Leo Siminoff heats up senior year as a sous-chef at Osteria Divino

Justine Fisch

Senior Leo Siminoff preparing dishes for the busy night hours at Osteria Divino.

The kitchen lights flicker in the Italian Sausalito restaurant Osteria Divino as senior Leo Siminoff puts on his apron and begins to prepare for the nighttime rush. From his spot in the kitchen, he can hear the jazz band playing, and the cheerful conversations fill every corner of the room. Siminoff has always had a passion for cooking but only began working as a sous-chef at Osteria Divino in March of 2020.  

Showing a deep devotion for cooking from a young age, Siminoff graduated from a summer culinary course at 12 years old

in 2016. After being given a recommendation by a family-friend, he was interviewed and put on a short trial period at the restaurant. He later received the title of sous-chef. He greatly appreciates the opportunity to cook for so many people, and believes one of the best parts about the job is connecting with others through food.

“[Cooking] has always been a great way to express my creativity and learn more about other cultures,” Siminoff said.

He values the sense of community that working in the kitchen has given him. His role has also shown him the importance of constructive criticism and the application of new techniques into his cooking. 

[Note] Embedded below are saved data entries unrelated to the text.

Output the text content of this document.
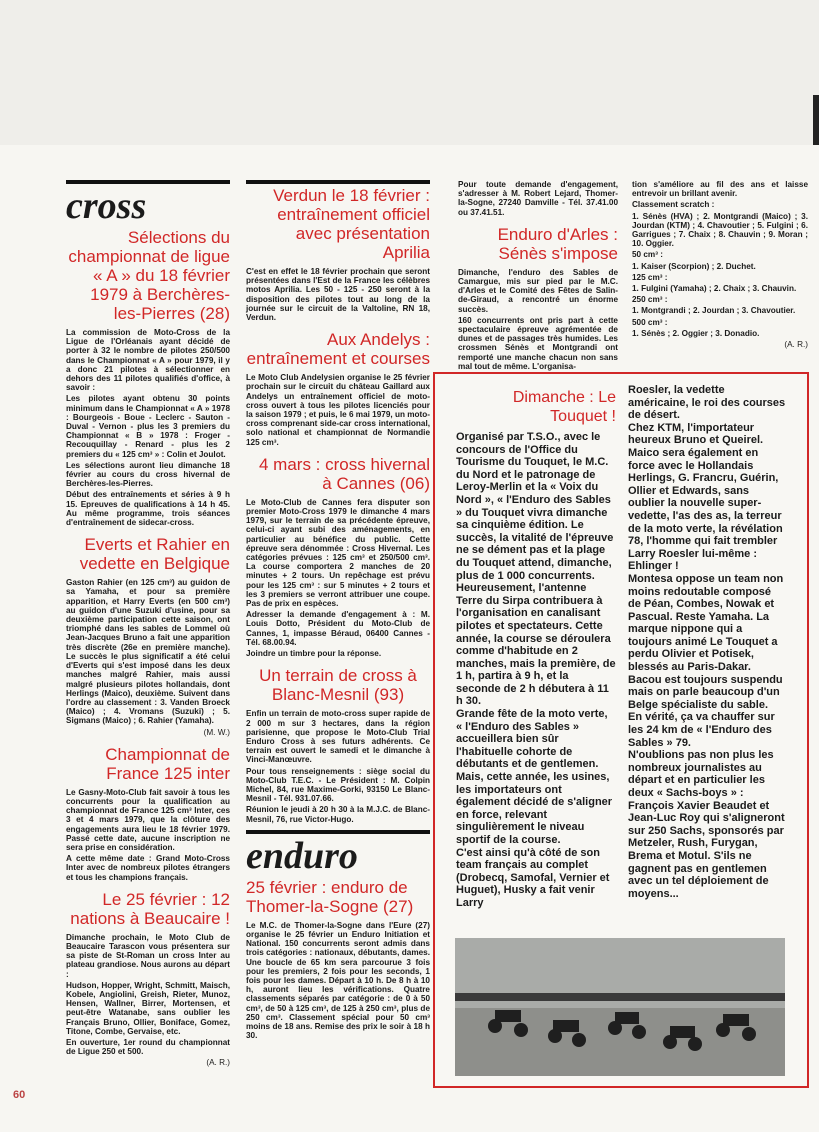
cross
Sélections du championnat de ligue « A » du 18 février 1979 à Berchères-les-Pierres (28)

La commission de Moto-Cross de la Ligue de l'Orléanais ayant décidé de porter à 32 le nombre de pilotes 250/500 dans le Championnat « A » pour 1979, il y a donc 21 pilotes à sélectionner en dehors des 11 pilotes qualifiés d'office, à savoir :

Les pilotes ayant obtenu 30 points minimum dans le Championnat « A » 1978 : Bourgeois - Boue - Leclerc - Sauton - Duval - Vernon - plus les 3 premiers du Championnat « B » 1978 : Froger - Recouquillay - Renard - plus les 2 premiers du « 125 cm³ » : Colin et Joulot.

Les sélections auront lieu dimanche 18 février au cours du cross hivernal de Berchères-les-Pierres.

Début des entraînements et séries à 9 h 15. Epreuves de qualifications à 14 h 45. Au même programme, trois séances d'entraînement de sidecar-cross.

Everts et Rahier en vedette en Belgique

Gaston Rahier (en 125 cm³) au guidon de sa Yamaha, et pour sa première apparition, et Harry Everts (en 500 cm³) au guidon d'une Suzuki d'usine, pour sa deuxième participation cette saison, ont triomphé dans les sables de Lommel où Jean-Jacques Bruno a fait une apparition très discrète (26e en première manche). Le succès le plus significatif a été celui d'Everts qui s'est imposé dans les deux manches malgré Rahier, mais aussi malgré plusieurs pilotes hollandais, dont Herlings (Maico), deuxième. Suivent dans l'ordre au classement : 3. Vanden Broeck (Maico) ; 4. Vromans (Suzuki) ; 5. Sigmans (Maico) ; 6. Rahier (Yamaha).

(M. W.)
Championnat de France 125 inter

Le Gasny-Moto-Club fait savoir à tous les concurrents pour la qualification au championnat de France 125 cm³ Inter, ces 3 et 4 mars 1979, que la clôture des engagements aura lieu le 18 février 1979. Passé cette date, aucune inscription ne sera prise en considération.

A cette même date : Grand Moto-Cross Inter avec de nombreux pilotes étrangers et tous les champions français.

Le 25 février : 12 nations à Beaucaire !

Dimanche prochain, le Moto Club de Beaucaire Tarascon vous présentera sur sa piste de St-Roman un cross Inter au plateau grandiose. Nous aurons au départ :

Hudson, Hopper, Wright, Schmitt, Maisch, Kobele, Angiolini, Greish, Rieter, Munoz, Hensen, Wallner, Birrer, Mortensen, et peut-être Watanabe, sans oublier les Français Bruno, Ollier, Boniface, Gomez, Titone, Combe, Gervaise, etc.

En ouverture, 1er round du championnat de Ligue 250 et 500.

(A. R.)
Verdun le 18 février : entraînement officiel avec présentation Aprilia

C'est en effet le 18 février prochain que seront présentées dans l'Est de la France les célèbres motos Aprilia. Les 50 - 125 - 250 seront à la disposition des pilotes tout au long de la journée sur le circuit de la Valtoline, RN 18, Verdun.

Aux Andelys : entraînement et courses

Le Moto Club Andelysien organise le 25 février prochain sur le circuit du château Gaillard aux Andelys un entraînement officiel de moto-cross ouvert à tous les pilotes licenciés pour la saison 1979 ; et puis, le 6 mai 1979, un moto-cross comprenant side-car cross international, solo national et championnat de Normandie 125 cm³.

4 mars : cross hivernal à Cannes (06)

Le Moto-Club de Cannes fera disputer son premier Moto-Cross 1979 le dimanche 4 mars 1979, sur le terrain de sa précédente épreuve, celui-ci ayant subi des aménagements, en particulier au bénéfice du public. Cette épreuve sera dénommée : Cross Hivernal. Les catégories prévues : 125 cm³ et 250/500 cm³. La course comportera 2 manches de 20 minutes + 2 tours. Un repêchage est prévu pour les 125 cm³ : sur 5 minutes + 2 tours et les 3 premiers se verront attribuer une coupe. Pas de prix en espèces.

Adresser la demande d'engagement à : M. Louis Dotto, Président du Moto-Club de Cannes, 1, impasse Béraud, 06400 Cannes - Tél. 68.00.94.

Joindre un timbre pour la réponse.

Un terrain de cross à Blanc-Mesnil (93)

Enfin un terrain de moto-cross super rapide de 2 000 m sur 3 hectares, dans la région parisienne, que propose le Moto-Club Trial Enduro Cross à ses futurs adhérents. Ce terrain est ouvert le samedi et le dimanche à Vinci-Manœuvre.

Pour tous renseignements : siège social du Moto-Club T.E.C. - Le Président : M. Colpin Michel, 84, rue Maxime-Gorki, 93150 Le Blanc-Mesnil - Tél. 931.07.66.

Réunion le jeudi à 20 h 30 à la M.J.C. de Blanc-Mesnil, 76, rue Victor-Hugo.

enduro
25 février : enduro de Thomer-la-Sogne (27)

Le M.C. de Thomer-la-Sogne dans l'Eure (27) organise le 25 février un Enduro Initiation et National. 150 concurrents seront admis dans trois catégories : nationaux, débutants, dames. Une boucle de 65 km sera parcourue 3 fois pour les premiers, 2 fois pour les seconds, 1 fois pour les dames. Départ à 10 h. De 8 h à 10 h, auront lieu les vérifications. Quatre classements séparés par catégorie : de 0 à 50 cm³, de 50 à 125 cm³, de 125 à 250 cm³, plus de 250 cm³. Classement spécial pour 50 cm³ moins de 18 ans. Remise des prix le soir à 18 h 30.

Pour toute demande d'engagement, s'adresser à M. Robert Lejard, Thomer-la-Sogne, 27240 Damville - Tél. 37.41.00 ou 37.41.51.

Enduro d'Arles : Sénès s'impose

Dimanche, l'enduro des Sables de Camargue, mis sur pied par le M.C. d'Arles et le Comité des Fêtes de Salin-de-Giraud, a rencontré un énorme succès.

160 concurrents ont pris part à cette spectaculaire épreuve agrémentée de dunes et de passages très humides. Les crossmen Sénès et Montgrandi ont remporté une manche chacun non sans mal tout de même. L'organisa-

tion s'améliore au fil des ans et laisse entrevoir un brillant avenir.

Classement scratch :

1. Sénès (HVA) ; 2. Montgrandi (Maico) ; 3. Jourdan (KTM) ; 4. Chavoutier ; 5. Fulgini ; 6. Garrigues ; 7. Chaix ; 8. Chauvin ; 9. Moran ; 10. Oggier.

50 cm³ :

1. Kaiser (Scorpion) ; 2. Duchet.

125 cm³ :

1. Fulgini (Yamaha) ; 2. Chaix ; 3. Chauvin.

250 cm³ :

1. Montgrandi ; 2. Jourdan ; 3. Chavoutier.

500 cm³ :

1. Sénès ; 2. Oggier ; 3. Donadio.

(A. R.)
Dimanche : Le Touquet !
Organisé par T.S.O., avec le concours de l'Office du Tourisme du Touquet, le M.C. du Nord et le patronage de Leroy-Merlin et la « Voix du Nord », « l'Enduro des Sables » du Touquet vivra dimanche sa cinquième édition. Le succès, la vitalité de l'épreuve ne se dément pas et la plage du Touquet attend, dimanche, plus de 1 000 concurrents. Heureusement, l'antenne Terre du Sirpa contribuera à l'organisation en canalisant pilotes et spectateurs. Cette année, la course se déroulera comme d'habitude en 2 manches, mais la première, de 1 h, partira à 9 h, et la seconde de 2 h débutera à 11 h 30.
Grande fête de la moto verte, « l'Enduro des Sables » accueillera bien sûr l'habituelle cohorte de débutants et de gentlemen. Mais, cette année, les usines, les importateurs ont également décidé de s'aligner en force, relevant singulièrement le niveau sportif de la course.
C'est ainsi qu'à côté de son team français au complet (Drobecq, Samofal, Vernier et Huguet), Husky a fait venir Larry
Roesler, la vedette américaine, le roi des courses de désert.
Chez KTM, l'importateur heureux Bruno et Queirel. Maico sera également en force avec le Hollandais Herlings, G. Francru, Guérin, Ollier et Edwards, sans oublier la nouvelle super-vedette, l'as des as, la terreur de la moto verte, la révélation 78, l'homme qui fait trembler Larry Roesler lui-même : Ehlinger !
Montesa oppose un team non moins redoutable composé de Péan, Combes, Nowak et Pascual. Reste Yamaha. La marque nippone qui a toujours animé Le Touquet a perdu Olivier et Potisek, blessés au Paris-Dakar. Bacou est toujours suspendu mais on parle beaucoup d'un Belge spécialiste du sable.
En vérité, ça va chauffer sur les 24 km de « l'Enduro des Sables » 79.
N'oublions pas non plus les nombreux journalistes au départ et en particulier les deux « Sachs-boys » : François Xavier Beaudet et Jean-Luc Roy qui s'aligneront sur 250 Sachs, sponsorés par Metzeler, Rush, Furygan, Brema et Motul. S'ils ne gagnent pas en gentlemen avec un tel déploiement de moyens...
60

“I would say working at Divino doesn’t feel like a job. It’s a lifestyle. I love getting to work somewhere that doesn’t feel like an obligation, but just seeing friends and also doing something I love,” Siminoff said.

Siminoff is greatly admired at the restaurant, according to bartender and coworker Stephan Kaplan. Kaplan enjoys working with him not only for his proficiency in the kitchen, but also for his determination and never-failing positive attitude that contributes to their family-like climate.

“It’s a very small restaurant, and we see each other all the time. I really love [working with Siminoff]. He’s super positive and he has this great ability to cheer me up when I’m maybe not feeling it one day,” Kaplan said. 

Despite his young age, Siminoff is an asset to Osteria Divino’s team, according to the owner, Elizabeth Nebot. Like Kaplan, Nebot recognizes Siminoff’s desire to learn and is excited to see where cooking could take him in the future. 

“I love Leo. He’s just great and such a pleasure to have. He works really hard even though he has less experience. Sometimes it’s just nice to have someone fresh who is eager to learn,” Nebot said. 

As a senior in high school, Siminoff has learned the importance of balancing school work with working late nights at the restaurant. Learning to maximize his time in school to get classwork done and getting a head start on assignments has helped Siminoff avoid unwanted stress.

“It can hit me pretty hard on Monday morning coming from a Sunday shift and working eight to nine hours. It is hard to manage homework and organization, but I typically know what I need to do,” Siminoff said.

While balancing work, school and social activities, Siminoff also strives to improve his creations and techniques as a chef. Learning to accommodate the general population of guests has allowed him to expand his expressive abilities in the kitchen. 

“The second night I worked there, I made a dish and I peered out of the kitchen. After [the guests had] the food that I made, you could see the enjoyment on their faces,” Siminoff said. “It really is a feeling of joy, and it’s really cool to see because they don’t know that I made it. They probably think it’s some 30 or 40-year-old, and they don’t need to know [how old I am], but it feels good to make something that other people can enjoy.”

Plating and assembling a variety of meals, Siminoff gets ready for his nighttime shift.

For Siminoff, working at Osteria Divino provides him with a professional experience that could potentially become his career. 

“It’s really great talking to him. [Working with him] just reminds me of how exciting it is to be that age and have your whole life ahead of you,” Kaplan said.

By developing productive organizational and study habits, Siminoff has adapted to his busy, but rewarding schedule. Reflecting on the origins of his love for cooking, he feels proud to see the progress that he has made as a chef.

“What got me into cooking was every Sunday making eggs in the morning with my dad and then at night making Middle Eastern or Italian dishes with my mom. Whatever it may be, I am just grateful that I can make other people happy doing something that I love,” Siminoff said.